I’m setting up a delayed FDB DR setup.
Some of the cluster replicas we have on other software are delayed, theyre very useful in case something messes with the data, imagine a mistake in dropping rows.
I understand that FDB has timestamped restore from the continuous backup, we tried it and it works, but some of our big clusters take too long to restore.
This seems not possible at the moment but sounds maybe possible to get considering the continuous backup already stores real time mutations, you’d just want your dr_agent
to apply them with a delay.
Making a DR secondary intentionally lag behind the DR primary is not currently a feature but I don’t think it would be difficult to add.
DR mutation log propagation involves essentially two parallel operations:
Log Copy - The secondary cluster reads mutation log data from the primary cluster’s system keyspace, commits it to the secondary cluster’s system keyspace, then deletes it from the primary.
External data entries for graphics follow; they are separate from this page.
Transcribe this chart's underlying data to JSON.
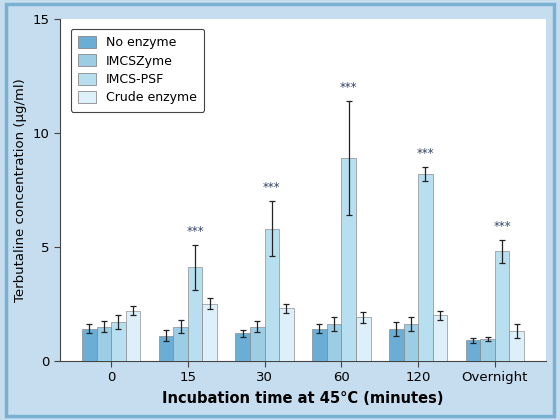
{
  "xlabel": "Incubation time at 45°C (minutes)",
  "ylabel": "Terbutaline concentration (µg/ml)",
  "background_color": "#c5ddef",
  "plot_bg_color": "#ffffff",
  "categories": [
    "0",
    "15",
    "30",
    "60",
    "120",
    "Overnight"
  ],
  "ylim": [
    0,
    15
  ],
  "yticks": [
    0,
    5,
    10,
    15
  ],
  "bar_width": 0.19,
  "series": [
    {
      "name": "No enzyme",
      "color": "#6aaed6",
      "values": [
        1.4,
        1.1,
        1.2,
        1.4,
        1.4,
        0.9
      ],
      "errors": [
        0.2,
        0.25,
        0.15,
        0.2,
        0.3,
        0.1
      ]
    },
    {
      "name": "IMCSZyme",
      "color": "#9dcde4",
      "values": [
        1.5,
        1.5,
        1.5,
        1.6,
        1.6,
        0.95
      ],
      "errors": [
        0.25,
        0.3,
        0.25,
        0.3,
        0.3,
        0.1
      ]
    },
    {
      "name": "IMCS-PSF",
      "color": "#b8dff0",
      "values": [
        1.7,
        4.1,
        5.8,
        8.9,
        8.2,
        4.8
      ],
      "errors": [
        0.3,
        1.0,
        1.2,
        2.5,
        0.3,
        0.5
      ]
    },
    {
      "name": "Crude enzyme",
      "color": "#ddf0fa",
      "values": [
        2.2,
        2.5,
        2.3,
        1.9,
        2.0,
        1.3
      ],
      "errors": [
        0.2,
        0.25,
        0.2,
        0.25,
        0.2,
        0.3
      ]
    }
  ],
  "significance": [
    false,
    true,
    true,
    true,
    true,
    true
  ],
  "sig_label": "***",
  "sig_color": "#334466",
  "legend_loc": "upper left",
  "border_color": "#7ab0d0",
  "outer_bg": "#c5ddef"
}
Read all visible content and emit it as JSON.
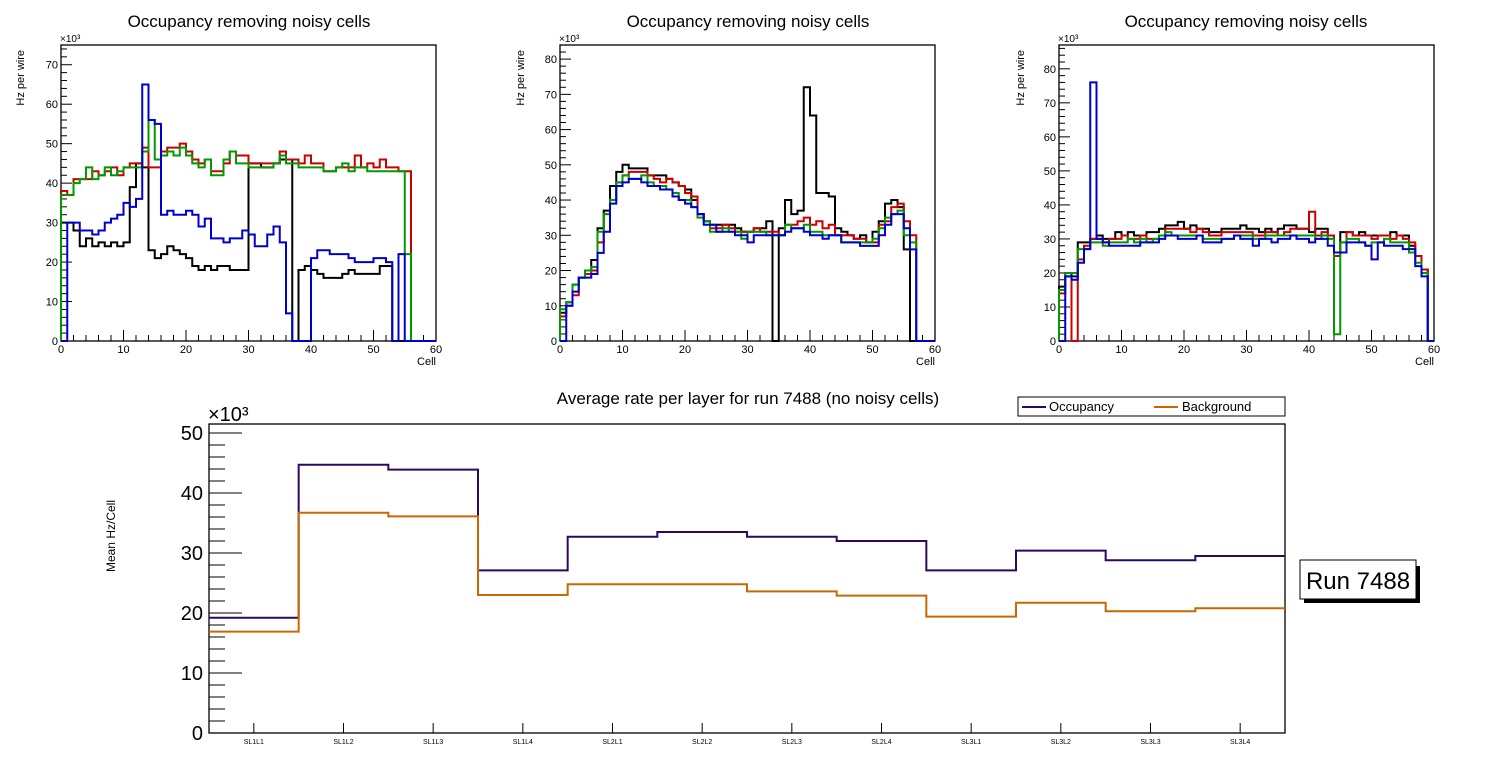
{
  "chart_data": [
    {
      "id": "top1",
      "type": "line",
      "step": true,
      "title": "Occupancy removing noisy cells",
      "xlabel": "Cell",
      "ylabel": "Hz per wire",
      "yexp": "×10³",
      "xlim": [
        0,
        60
      ],
      "ylim": [
        0,
        75
      ],
      "xticks": [
        "0",
        "10",
        "20",
        "30",
        "40",
        "50",
        "60"
      ],
      "yticks": [
        "0",
        "10",
        "20",
        "30",
        "40",
        "50",
        "60",
        "70"
      ],
      "series": [
        {
          "name": "black",
          "color": "#000000",
          "values": [
            30,
            30,
            28,
            24,
            26,
            24,
            25,
            24,
            25,
            24,
            25,
            39,
            45,
            44,
            23,
            21,
            22,
            24,
            23,
            22,
            21,
            19,
            18,
            19,
            18,
            19,
            19,
            18,
            18,
            18,
            45,
            45,
            44,
            44,
            45,
            46,
            46,
            0,
            18,
            19,
            18,
            17,
            16,
            16,
            16,
            17,
            18,
            17,
            17,
            17,
            17,
            19,
            19,
            0,
            0,
            0,
            0,
            0,
            0,
            0
          ]
        },
        {
          "name": "red",
          "color": "#cc0000",
          "values": [
            38,
            37,
            41,
            41,
            41,
            43,
            42,
            43,
            44,
            42,
            44,
            45,
            45,
            49,
            44,
            44,
            48,
            49,
            49,
            50,
            48,
            46,
            45,
            46,
            43,
            43,
            45,
            48,
            47,
            47,
            45,
            45,
            45,
            45,
            45,
            48,
            46,
            46,
            45,
            47,
            45,
            45,
            43,
            43,
            44,
            44,
            44,
            47,
            44,
            45,
            44,
            46,
            44,
            44,
            43,
            43,
            0,
            0,
            0,
            0
          ]
        },
        {
          "name": "green",
          "color": "#009900",
          "values": [
            37,
            37,
            40,
            41,
            44,
            41,
            42,
            44,
            42,
            43,
            44,
            44,
            44,
            48,
            56,
            46,
            47,
            48,
            47,
            49,
            47,
            45,
            44,
            46,
            42,
            42,
            46,
            48,
            45,
            45,
            44,
            44,
            44,
            44,
            45,
            47,
            45,
            45,
            44,
            44,
            44,
            44,
            43,
            43,
            44,
            45,
            43,
            44,
            44,
            43,
            43,
            43,
            43,
            43,
            43,
            22,
            0,
            0,
            0,
            0
          ]
        },
        {
          "name": "blue",
          "color": "#0000cc",
          "values": [
            0,
            30,
            30,
            28,
            28,
            27,
            28,
            30,
            31,
            32,
            35,
            34,
            36,
            65,
            56,
            55,
            32,
            33,
            32,
            32,
            33,
            32,
            29,
            31,
            26,
            26,
            25,
            26,
            26,
            28,
            27,
            24,
            24,
            27,
            29,
            25,
            7,
            0,
            0,
            0,
            21,
            23,
            23,
            22,
            22,
            22,
            21,
            20,
            20,
            20,
            21,
            21,
            20,
            0,
            22,
            0,
            0,
            0,
            0,
            0
          ]
        }
      ]
    },
    {
      "id": "top2",
      "type": "line",
      "step": true,
      "title": "Occupancy removing noisy cells",
      "xlabel": "Cell",
      "ylabel": "Hz per wire",
      "yexp": "×10³",
      "xlim": [
        0,
        60
      ],
      "ylim": [
        0,
        84
      ],
      "xticks": [
        "0",
        "10",
        "20",
        "30",
        "40",
        "50",
        "60"
      ],
      "yticks": [
        "0",
        "10",
        "20",
        "30",
        "40",
        "50",
        "60",
        "70",
        "80"
      ],
      "series": [
        {
          "name": "black",
          "color": "#000000",
          "values": [
            8,
            11,
            16,
            18,
            20,
            23,
            32,
            37,
            44,
            48,
            50,
            49,
            49,
            49,
            47,
            47,
            47,
            46,
            45,
            44,
            43,
            40,
            36,
            34,
            33,
            33,
            33,
            33,
            32,
            31,
            31,
            32,
            32,
            34,
            0,
            32,
            40,
            36,
            37,
            72,
            64,
            42,
            42,
            41,
            32,
            31,
            30,
            29,
            30,
            28,
            31,
            34,
            39,
            40,
            38,
            26,
            0,
            0,
            0,
            0
          ]
        },
        {
          "name": "red",
          "color": "#cc0000",
          "values": [
            7,
            10,
            13,
            18,
            19,
            20,
            28,
            36,
            40,
            45,
            47,
            48,
            48,
            48,
            47,
            46,
            45,
            46,
            45,
            44,
            42,
            41,
            36,
            34,
            32,
            32,
            33,
            32,
            31,
            31,
            31,
            32,
            31,
            31,
            31,
            30,
            33,
            33,
            34,
            35,
            33,
            34,
            32,
            33,
            30,
            30,
            30,
            29,
            29,
            28,
            28,
            33,
            34,
            38,
            39,
            34,
            30,
            0,
            0,
            0
          ]
        },
        {
          "name": "green",
          "color": "#009900",
          "values": [
            9,
            11,
            16,
            18,
            20,
            21,
            31,
            36,
            40,
            45,
            47,
            46,
            46,
            47,
            45,
            44,
            44,
            43,
            42,
            40,
            40,
            38,
            35,
            34,
            31,
            31,
            32,
            31,
            31,
            29,
            31,
            31,
            31,
            30,
            30,
            30,
            33,
            32,
            32,
            33,
            31,
            31,
            30,
            30,
            30,
            28,
            28,
            28,
            28,
            28,
            29,
            32,
            35,
            36,
            37,
            30,
            28,
            0,
            0,
            0
          ]
        },
        {
          "name": "blue",
          "color": "#0000cc",
          "values": [
            0,
            10,
            14,
            18,
            18,
            19,
            25,
            31,
            39,
            44,
            45,
            46,
            46,
            45,
            44,
            44,
            43,
            43,
            41,
            40,
            39,
            38,
            36,
            33,
            33,
            31,
            31,
            31,
            30,
            30,
            28,
            30,
            30,
            30,
            30,
            30,
            31,
            32,
            32,
            31,
            30,
            30,
            29,
            30,
            30,
            28,
            28,
            28,
            27,
            27,
            27,
            30,
            33,
            36,
            36,
            32,
            26,
            0,
            0,
            0
          ]
        }
      ]
    },
    {
      "id": "top3",
      "type": "line",
      "step": true,
      "title": "Occupancy removing noisy cells",
      "xlabel": "Cell",
      "ylabel": "Hz per wire",
      "yexp": "×10³",
      "xlim": [
        0,
        60
      ],
      "ylim": [
        0,
        87
      ],
      "xticks": [
        "0",
        "10",
        "20",
        "30",
        "40",
        "50",
        "60"
      ],
      "yticks": [
        "0",
        "10",
        "20",
        "30",
        "40",
        "50",
        "60",
        "70",
        "80"
      ],
      "series": [
        {
          "name": "black",
          "color": "#000000",
          "values": [
            16,
            20,
            19,
            29,
            29,
            30,
            31,
            30,
            30,
            32,
            31,
            32,
            31,
            31,
            32,
            32,
            33,
            34,
            34,
            35,
            33,
            34,
            33,
            33,
            32,
            32,
            33,
            33,
            33,
            34,
            33,
            33,
            32,
            33,
            32,
            33,
            34,
            34,
            33,
            33,
            32,
            33,
            33,
            31,
            26,
            32,
            32,
            31,
            32,
            31,
            31,
            31,
            31,
            32,
            31,
            31,
            28,
            25,
            21,
            0
          ]
        },
        {
          "name": "red",
          "color": "#cc0000",
          "values": [
            14,
            19,
            0,
            24,
            28,
            30,
            30,
            29,
            30,
            30,
            31,
            30,
            30,
            31,
            30,
            30,
            31,
            33,
            33,
            33,
            33,
            32,
            33,
            32,
            31,
            31,
            32,
            32,
            32,
            32,
            32,
            31,
            31,
            32,
            32,
            31,
            32,
            33,
            33,
            33,
            38,
            31,
            32,
            31,
            25,
            29,
            32,
            31,
            31,
            31,
            30,
            31,
            31,
            30,
            31,
            30,
            29,
            25,
            21,
            0
          ]
        },
        {
          "name": "green",
          "color": "#009900",
          "values": [
            15,
            20,
            20,
            27,
            27,
            29,
            29,
            28,
            29,
            29,
            29,
            30,
            29,
            30,
            29,
            30,
            31,
            32,
            31,
            31,
            31,
            31,
            31,
            30,
            30,
            30,
            30,
            30,
            31,
            31,
            31,
            30,
            30,
            31,
            31,
            31,
            31,
            31,
            31,
            31,
            31,
            30,
            31,
            30,
            2,
            29,
            30,
            30,
            29,
            28,
            29,
            29,
            30,
            29,
            29,
            29,
            26,
            23,
            20,
            0
          ]
        },
        {
          "name": "blue",
          "color": "#0000cc",
          "values": [
            0,
            19,
            18,
            23,
            27,
            76,
            30,
            29,
            28,
            28,
            28,
            28,
            28,
            29,
            29,
            29,
            30,
            31,
            31,
            30,
            30,
            30,
            31,
            29,
            29,
            29,
            30,
            30,
            31,
            30,
            30,
            28,
            30,
            30,
            29,
            30,
            30,
            31,
            30,
            30,
            29,
            30,
            30,
            28,
            26,
            26,
            29,
            29,
            29,
            28,
            24,
            29,
            28,
            28,
            28,
            27,
            27,
            22,
            19,
            0
          ]
        }
      ]
    },
    {
      "id": "bottom",
      "type": "line",
      "step": true,
      "title": "Average rate per layer for run 7488 (no noisy cells)",
      "xlabel": "",
      "ylabel": "Mean Hz/Cell",
      "yexp": "×10³",
      "ylim": [
        0,
        51.5
      ],
      "categories": [
        "SL1L1",
        "SL1L2",
        "SL1L3",
        "SL1L4",
        "SL2L1",
        "SL2L2",
        "SL2L3",
        "SL2L4",
        "SL3L1",
        "SL3L2",
        "SL3L3",
        "SL3L4"
      ],
      "yticks": [
        "0",
        "10",
        "20",
        "30",
        "40",
        "50"
      ],
      "legend": {
        "placement": "top-right",
        "entries": [
          "Occupancy",
          "Background"
        ]
      },
      "annotation": "Run 7488",
      "series": [
        {
          "name": "Occupancy",
          "color": "#2a0a5e",
          "values": [
            19.2,
            44.7,
            43.9,
            27.1,
            32.7,
            33.5,
            32.7,
            32.0,
            27.1,
            30.4,
            28.8,
            29.5
          ]
        },
        {
          "name": "Background",
          "color": "#cc6600",
          "values": [
            16.9,
            36.7,
            36.1,
            23.0,
            24.8,
            24.8,
            23.6,
            22.9,
            19.4,
            21.7,
            20.3,
            20.8
          ]
        }
      ]
    }
  ]
}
Log version ranges are copied in parallel for greater throughput but the version at which all prior log data has been copied is tracked.
Log Apply - The secondary cluster reads the stored mutations from the Log Copy in version order, applies them to itself, then deletes the stored mutations.
Log Copy is what provides off-cluster log durability (on a short delay) so it would be just the Log Apply phase that you would want to delay. This sounds like a simple thing to do but the related code is rather old and uncommented so I don’t see a surgical place to make the change.
If anyone would like to take on this feature I can try to provide some code pointers.